Challenge	Problem	Solution
Hallucinated actions	LLM invents tools that don’t exist	Validate against available tool list
Infinite loops	Agent searches forever without progress	Step limits + loop detection
Error recovery	Tools can fail or return errors	Feed error back to LLM to adjust strategy

# Hallucinated actions
if action.tool not in available_tools:
    return "Invalid tool. Available: {list(available_tools)}"

# Infinite loops
if step_count > max_steps:
    return "Stopping: exceeded step limit"
if action in recent_actions[-3:]:
    return "Stopping: detected loop"

# Error recovery
try:
    result = tool.execute(args)
except Exception as e:
    result = f"Error: {e}. Try a different approach."

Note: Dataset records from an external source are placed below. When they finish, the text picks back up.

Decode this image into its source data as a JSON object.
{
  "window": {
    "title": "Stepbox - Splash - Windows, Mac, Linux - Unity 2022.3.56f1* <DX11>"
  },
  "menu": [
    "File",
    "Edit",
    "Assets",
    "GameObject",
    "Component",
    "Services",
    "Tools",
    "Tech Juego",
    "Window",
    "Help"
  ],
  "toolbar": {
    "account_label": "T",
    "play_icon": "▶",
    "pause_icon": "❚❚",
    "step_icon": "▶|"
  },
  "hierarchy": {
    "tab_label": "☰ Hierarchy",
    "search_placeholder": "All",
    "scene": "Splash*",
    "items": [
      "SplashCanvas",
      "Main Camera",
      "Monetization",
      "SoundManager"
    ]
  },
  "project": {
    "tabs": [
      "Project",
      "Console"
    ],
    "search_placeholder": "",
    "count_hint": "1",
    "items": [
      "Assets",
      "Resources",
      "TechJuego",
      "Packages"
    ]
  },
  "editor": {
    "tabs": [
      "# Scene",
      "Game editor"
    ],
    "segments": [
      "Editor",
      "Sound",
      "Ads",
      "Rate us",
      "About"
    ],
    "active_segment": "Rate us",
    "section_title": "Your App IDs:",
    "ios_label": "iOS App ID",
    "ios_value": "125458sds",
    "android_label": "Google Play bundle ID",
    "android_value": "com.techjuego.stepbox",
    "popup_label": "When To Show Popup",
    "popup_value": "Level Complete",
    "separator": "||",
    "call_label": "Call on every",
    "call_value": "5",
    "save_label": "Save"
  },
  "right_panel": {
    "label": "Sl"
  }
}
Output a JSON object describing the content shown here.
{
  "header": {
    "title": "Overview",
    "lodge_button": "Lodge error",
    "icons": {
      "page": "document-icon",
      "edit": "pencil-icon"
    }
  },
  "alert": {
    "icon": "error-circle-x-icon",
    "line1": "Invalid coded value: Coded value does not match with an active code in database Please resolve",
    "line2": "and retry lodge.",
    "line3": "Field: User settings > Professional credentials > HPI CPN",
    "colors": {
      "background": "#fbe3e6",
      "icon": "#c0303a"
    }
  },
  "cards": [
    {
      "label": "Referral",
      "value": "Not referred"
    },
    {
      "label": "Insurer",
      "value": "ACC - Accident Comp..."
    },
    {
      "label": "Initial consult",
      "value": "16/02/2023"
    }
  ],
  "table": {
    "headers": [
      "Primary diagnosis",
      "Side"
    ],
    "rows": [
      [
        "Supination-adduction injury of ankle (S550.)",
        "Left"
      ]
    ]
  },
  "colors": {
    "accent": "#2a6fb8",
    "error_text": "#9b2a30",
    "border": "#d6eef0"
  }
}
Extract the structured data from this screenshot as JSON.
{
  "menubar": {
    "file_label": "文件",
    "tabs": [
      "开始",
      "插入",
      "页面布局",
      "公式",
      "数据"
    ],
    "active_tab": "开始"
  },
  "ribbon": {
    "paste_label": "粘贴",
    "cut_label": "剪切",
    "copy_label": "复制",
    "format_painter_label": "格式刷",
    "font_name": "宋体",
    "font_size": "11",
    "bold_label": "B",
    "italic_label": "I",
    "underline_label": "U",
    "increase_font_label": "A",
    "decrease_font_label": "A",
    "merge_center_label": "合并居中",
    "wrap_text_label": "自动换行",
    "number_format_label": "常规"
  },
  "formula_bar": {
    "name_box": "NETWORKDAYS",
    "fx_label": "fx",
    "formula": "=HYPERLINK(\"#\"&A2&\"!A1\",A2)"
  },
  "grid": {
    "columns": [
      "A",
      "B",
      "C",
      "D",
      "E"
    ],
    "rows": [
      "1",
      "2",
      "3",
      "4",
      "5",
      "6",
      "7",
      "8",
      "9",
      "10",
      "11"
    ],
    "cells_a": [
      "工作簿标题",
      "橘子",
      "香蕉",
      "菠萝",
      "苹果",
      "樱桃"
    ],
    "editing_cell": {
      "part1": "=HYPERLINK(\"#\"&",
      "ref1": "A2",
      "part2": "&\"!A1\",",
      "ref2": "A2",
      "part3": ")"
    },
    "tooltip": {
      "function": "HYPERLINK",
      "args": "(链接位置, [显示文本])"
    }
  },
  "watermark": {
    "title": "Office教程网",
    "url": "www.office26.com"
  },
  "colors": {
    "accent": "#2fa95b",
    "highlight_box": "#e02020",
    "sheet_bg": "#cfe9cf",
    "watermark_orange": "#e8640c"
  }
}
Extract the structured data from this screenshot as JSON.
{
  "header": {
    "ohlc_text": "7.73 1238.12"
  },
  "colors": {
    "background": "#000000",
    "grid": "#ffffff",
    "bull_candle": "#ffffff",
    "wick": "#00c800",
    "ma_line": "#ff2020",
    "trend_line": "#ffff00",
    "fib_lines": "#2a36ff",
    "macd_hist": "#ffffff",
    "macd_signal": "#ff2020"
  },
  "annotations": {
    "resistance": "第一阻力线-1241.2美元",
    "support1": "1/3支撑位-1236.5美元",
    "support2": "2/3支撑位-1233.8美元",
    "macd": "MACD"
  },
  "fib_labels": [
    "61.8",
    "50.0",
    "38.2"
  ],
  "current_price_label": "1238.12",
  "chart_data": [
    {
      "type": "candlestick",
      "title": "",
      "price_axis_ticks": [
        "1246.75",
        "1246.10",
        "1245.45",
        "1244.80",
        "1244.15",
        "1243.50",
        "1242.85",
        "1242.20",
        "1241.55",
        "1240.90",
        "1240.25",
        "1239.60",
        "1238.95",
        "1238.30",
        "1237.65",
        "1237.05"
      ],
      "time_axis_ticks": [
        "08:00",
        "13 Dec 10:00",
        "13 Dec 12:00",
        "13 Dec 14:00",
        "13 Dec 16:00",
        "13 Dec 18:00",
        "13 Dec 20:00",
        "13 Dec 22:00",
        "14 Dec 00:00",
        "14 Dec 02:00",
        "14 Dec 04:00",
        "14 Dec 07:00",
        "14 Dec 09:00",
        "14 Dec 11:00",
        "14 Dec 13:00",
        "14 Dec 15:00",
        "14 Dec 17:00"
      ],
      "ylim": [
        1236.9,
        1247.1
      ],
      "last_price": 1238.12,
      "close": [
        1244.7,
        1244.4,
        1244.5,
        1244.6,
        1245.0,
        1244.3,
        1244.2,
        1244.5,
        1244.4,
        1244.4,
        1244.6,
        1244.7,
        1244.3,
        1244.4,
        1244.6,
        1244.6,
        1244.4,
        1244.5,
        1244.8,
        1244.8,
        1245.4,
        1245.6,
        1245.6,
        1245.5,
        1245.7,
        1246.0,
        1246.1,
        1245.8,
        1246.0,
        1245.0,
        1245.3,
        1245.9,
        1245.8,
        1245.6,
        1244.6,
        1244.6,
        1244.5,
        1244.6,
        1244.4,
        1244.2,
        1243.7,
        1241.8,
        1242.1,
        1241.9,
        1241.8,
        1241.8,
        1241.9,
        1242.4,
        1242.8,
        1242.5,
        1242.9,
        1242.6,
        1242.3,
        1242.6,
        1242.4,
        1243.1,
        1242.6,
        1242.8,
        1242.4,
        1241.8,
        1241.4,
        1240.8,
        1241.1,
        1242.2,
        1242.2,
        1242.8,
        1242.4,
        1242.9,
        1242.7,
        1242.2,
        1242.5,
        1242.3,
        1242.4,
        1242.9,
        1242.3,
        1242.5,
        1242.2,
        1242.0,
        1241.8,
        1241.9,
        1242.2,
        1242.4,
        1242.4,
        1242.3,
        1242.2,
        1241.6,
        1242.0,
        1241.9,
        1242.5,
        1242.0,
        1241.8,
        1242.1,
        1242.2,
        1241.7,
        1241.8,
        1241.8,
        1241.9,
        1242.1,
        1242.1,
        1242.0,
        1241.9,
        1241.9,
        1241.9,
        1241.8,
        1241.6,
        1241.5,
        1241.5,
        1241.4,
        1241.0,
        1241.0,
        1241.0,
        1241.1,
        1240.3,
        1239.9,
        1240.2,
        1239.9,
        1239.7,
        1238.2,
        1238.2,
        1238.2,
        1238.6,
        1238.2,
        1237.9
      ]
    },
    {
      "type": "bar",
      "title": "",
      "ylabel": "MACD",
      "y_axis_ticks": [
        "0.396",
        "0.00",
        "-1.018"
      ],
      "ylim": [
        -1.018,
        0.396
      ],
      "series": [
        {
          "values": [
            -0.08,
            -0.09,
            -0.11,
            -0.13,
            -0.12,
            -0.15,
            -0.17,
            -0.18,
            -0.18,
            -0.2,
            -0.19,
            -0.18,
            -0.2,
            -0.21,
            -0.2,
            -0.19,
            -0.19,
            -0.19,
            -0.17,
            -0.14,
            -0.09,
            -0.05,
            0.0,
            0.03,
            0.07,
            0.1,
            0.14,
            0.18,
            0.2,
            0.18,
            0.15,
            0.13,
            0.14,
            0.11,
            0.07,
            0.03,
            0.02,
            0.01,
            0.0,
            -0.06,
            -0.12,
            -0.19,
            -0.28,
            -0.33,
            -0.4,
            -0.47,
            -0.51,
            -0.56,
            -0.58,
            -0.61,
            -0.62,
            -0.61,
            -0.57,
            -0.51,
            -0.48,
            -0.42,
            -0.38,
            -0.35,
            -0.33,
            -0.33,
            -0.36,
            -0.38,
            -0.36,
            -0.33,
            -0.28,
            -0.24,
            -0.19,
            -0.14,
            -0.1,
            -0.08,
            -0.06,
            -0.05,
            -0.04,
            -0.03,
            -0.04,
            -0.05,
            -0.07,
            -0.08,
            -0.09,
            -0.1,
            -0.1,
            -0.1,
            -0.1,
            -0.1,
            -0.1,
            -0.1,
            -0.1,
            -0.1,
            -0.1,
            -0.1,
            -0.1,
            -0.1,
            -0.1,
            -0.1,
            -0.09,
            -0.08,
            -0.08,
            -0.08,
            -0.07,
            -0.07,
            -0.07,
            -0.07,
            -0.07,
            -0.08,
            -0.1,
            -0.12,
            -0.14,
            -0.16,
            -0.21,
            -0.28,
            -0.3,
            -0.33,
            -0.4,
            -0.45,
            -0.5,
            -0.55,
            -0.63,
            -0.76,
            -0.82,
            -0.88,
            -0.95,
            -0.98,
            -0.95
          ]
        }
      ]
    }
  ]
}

Current Frontier (2024-2025)

Agents are evolving rapidly:

Computer use: Agents that control mouse/keyboard to use any software
Browser agents: Navigate websites, fill forms, complete tasks
Coding agents: Write, test, debug, and deploy code autonomously
Research agents: Read papers, synthesize findings, generate hypotheses

Key Challenges

Reliability: Agents still make mistakes; critical tasks need human oversight
Cost: Each tool call = more API tokens = more cost
Safety: Agents with real-world actions need guardrails
Evaluation: How do you benchmark an agent that takes different paths each time?

The Vision

A world where you describe a task in natural language and an agent:

Plans the approach
Uses appropriate tools
Handles errors gracefully
Delivers the result
Explains what it did and why

We’re getting close, but reliability and safety remain active research areas.

Summary

Concept	Key Point
Agent = LLM + Tools	LLMs generate text; agents take actions
ReAct	Alternate Thought → Action → Observation
Tool Use	Search, compute, code, APIs
Memory	Working (context), short-term (summaries), long-term (databases)
Planning	Break complex tasks into manageable steps
Challenges	Hallucination, loops, error handling

🎉 Congratulations!

You’ve completed the entire Transformer 101 course — from RNNs to agents. You now understand:

How RNNs process sequences with memory
Why vanishing gradients motivated new architectures
How attention lets tokens communicate
The complete Transformer architecture
How BERT and GPT specialize the transformer for different tasks
How agents extend LLMs with tools and reasoning

The next step? Build something. Pick a project and implement what you’ve learned. The best way to solidify understanding is to create.